Once you strip all of the shout outs away, once you ditch all of the sloppy pushes for some veneer of a wider galaxy, you’re left with nothing of any substance. Rather than serving as the journey to The Force Awakens, the reader is just given a pointless tale with flat characters, meaningless events and nonsensical gibberish. Even recognisable faces like Wedge become little more of a pale shadow of their former selves, and there is nothing to characterise them as the heroes people loved. You could honestly rename every character in this book “Waru” and it would have about as much impact.

If Aftermath is a sign of things to come, Star Wars is doomed. This was the first step to push beyond Return of the Jedi, the first real attempt to create a new universe.

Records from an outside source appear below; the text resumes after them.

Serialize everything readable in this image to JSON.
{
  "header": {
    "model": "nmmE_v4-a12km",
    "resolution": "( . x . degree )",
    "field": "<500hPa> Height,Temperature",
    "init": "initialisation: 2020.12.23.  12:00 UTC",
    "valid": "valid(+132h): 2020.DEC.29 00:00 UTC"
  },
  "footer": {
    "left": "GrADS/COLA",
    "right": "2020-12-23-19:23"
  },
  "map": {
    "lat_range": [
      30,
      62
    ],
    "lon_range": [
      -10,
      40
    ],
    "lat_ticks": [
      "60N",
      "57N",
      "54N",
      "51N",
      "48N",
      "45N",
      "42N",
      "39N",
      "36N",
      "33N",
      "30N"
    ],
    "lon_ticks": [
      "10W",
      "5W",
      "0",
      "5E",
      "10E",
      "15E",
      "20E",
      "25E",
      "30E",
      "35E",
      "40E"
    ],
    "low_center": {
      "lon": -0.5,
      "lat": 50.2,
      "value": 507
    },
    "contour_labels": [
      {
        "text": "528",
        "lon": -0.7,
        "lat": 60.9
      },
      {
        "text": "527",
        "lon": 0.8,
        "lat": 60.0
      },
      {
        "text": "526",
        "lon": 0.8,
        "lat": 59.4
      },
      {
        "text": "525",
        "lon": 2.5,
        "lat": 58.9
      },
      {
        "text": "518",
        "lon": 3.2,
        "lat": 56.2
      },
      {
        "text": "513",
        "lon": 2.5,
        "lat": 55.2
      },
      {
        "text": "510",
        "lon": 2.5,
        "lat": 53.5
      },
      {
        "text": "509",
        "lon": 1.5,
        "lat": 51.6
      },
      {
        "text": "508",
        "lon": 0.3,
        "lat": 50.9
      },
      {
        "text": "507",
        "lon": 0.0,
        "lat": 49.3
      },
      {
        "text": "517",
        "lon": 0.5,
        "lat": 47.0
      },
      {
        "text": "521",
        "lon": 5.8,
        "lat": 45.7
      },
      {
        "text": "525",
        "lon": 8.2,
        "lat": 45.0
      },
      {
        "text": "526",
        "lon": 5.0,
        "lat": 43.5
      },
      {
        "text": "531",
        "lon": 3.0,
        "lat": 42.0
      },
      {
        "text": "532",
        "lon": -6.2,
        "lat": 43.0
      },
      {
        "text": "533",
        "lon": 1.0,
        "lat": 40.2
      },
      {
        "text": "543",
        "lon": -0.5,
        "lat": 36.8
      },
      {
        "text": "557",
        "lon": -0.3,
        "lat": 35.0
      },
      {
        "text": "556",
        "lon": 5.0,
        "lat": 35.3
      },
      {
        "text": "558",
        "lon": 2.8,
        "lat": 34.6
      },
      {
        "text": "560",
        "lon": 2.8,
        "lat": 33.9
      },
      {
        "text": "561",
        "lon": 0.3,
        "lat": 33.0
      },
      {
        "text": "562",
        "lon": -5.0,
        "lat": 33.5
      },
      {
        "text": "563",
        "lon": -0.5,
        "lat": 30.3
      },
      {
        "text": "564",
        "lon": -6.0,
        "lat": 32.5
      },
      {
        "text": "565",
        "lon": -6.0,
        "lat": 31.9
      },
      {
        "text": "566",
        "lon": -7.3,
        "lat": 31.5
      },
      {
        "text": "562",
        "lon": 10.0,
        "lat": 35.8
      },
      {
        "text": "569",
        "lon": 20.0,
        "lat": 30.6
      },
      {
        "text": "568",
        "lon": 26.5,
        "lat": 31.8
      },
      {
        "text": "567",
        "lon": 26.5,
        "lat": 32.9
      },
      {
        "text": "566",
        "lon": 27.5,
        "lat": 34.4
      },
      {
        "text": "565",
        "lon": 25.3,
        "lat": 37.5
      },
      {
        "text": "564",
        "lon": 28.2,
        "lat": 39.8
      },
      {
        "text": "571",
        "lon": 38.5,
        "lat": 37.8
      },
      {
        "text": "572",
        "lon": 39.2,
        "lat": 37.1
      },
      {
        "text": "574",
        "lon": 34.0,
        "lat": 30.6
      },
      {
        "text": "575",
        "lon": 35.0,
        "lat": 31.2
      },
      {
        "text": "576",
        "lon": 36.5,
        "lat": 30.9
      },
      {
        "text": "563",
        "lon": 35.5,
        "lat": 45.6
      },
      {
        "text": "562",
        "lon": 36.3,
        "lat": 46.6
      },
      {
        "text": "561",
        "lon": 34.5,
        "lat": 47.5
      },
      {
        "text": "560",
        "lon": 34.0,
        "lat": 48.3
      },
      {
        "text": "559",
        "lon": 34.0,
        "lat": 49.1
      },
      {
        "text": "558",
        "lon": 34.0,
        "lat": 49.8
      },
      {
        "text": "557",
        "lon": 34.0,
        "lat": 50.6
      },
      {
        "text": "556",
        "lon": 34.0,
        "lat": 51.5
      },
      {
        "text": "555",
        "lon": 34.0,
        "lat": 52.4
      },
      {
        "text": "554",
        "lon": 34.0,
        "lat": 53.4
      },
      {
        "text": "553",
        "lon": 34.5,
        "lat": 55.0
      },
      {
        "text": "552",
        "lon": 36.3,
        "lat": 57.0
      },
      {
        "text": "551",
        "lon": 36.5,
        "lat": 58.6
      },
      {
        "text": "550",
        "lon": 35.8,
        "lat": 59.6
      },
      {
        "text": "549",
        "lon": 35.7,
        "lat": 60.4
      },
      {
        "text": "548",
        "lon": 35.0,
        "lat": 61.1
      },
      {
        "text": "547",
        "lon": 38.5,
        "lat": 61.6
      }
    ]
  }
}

It’s not only a misstep, but the literary equivalent of a pratfall, embarrassing to any and all involved. Stick to better books folks, you’ll find nothing of value in these pages.

Verdict: 1.0/10

Bellarius

Long time reader of novels, occasional writer of science fiction and critic of many things; Bellarius has seen some of the best and worst the genre has to offer.
Find more of his reviews and occasional rants here:
http://thegoodthebadtheinsulting.blogspot.co.uk/

  • bookwraiths

    Damn. I can’t say I’m surprised by what you’ve written here, but I am disappointed. Against my better judgment, I was hoping this “new” Star Wars mythos might be okay and incorporate the good points of the Expanded Universe. Guess Disney has decided to go in a different direction. :(

    • Bellarius

      Trust me, you don’t know the half of it. I can honestly flip the book open to any page and find something so utterly moronic, so mind-numbingly stupid that it warrants a refund.

      No, really, I tried this. I flipped the book about, landed at random on page 180 and saw someone (accurately) stating that Wedge’s weakness is that he isn’t used to hopelessness fights. Again, even ignoring the EU this is the same guy who fought at Yavin, Hoth and Endor, and apparently he isn’t familiar with hopeless, desperate battles according to this.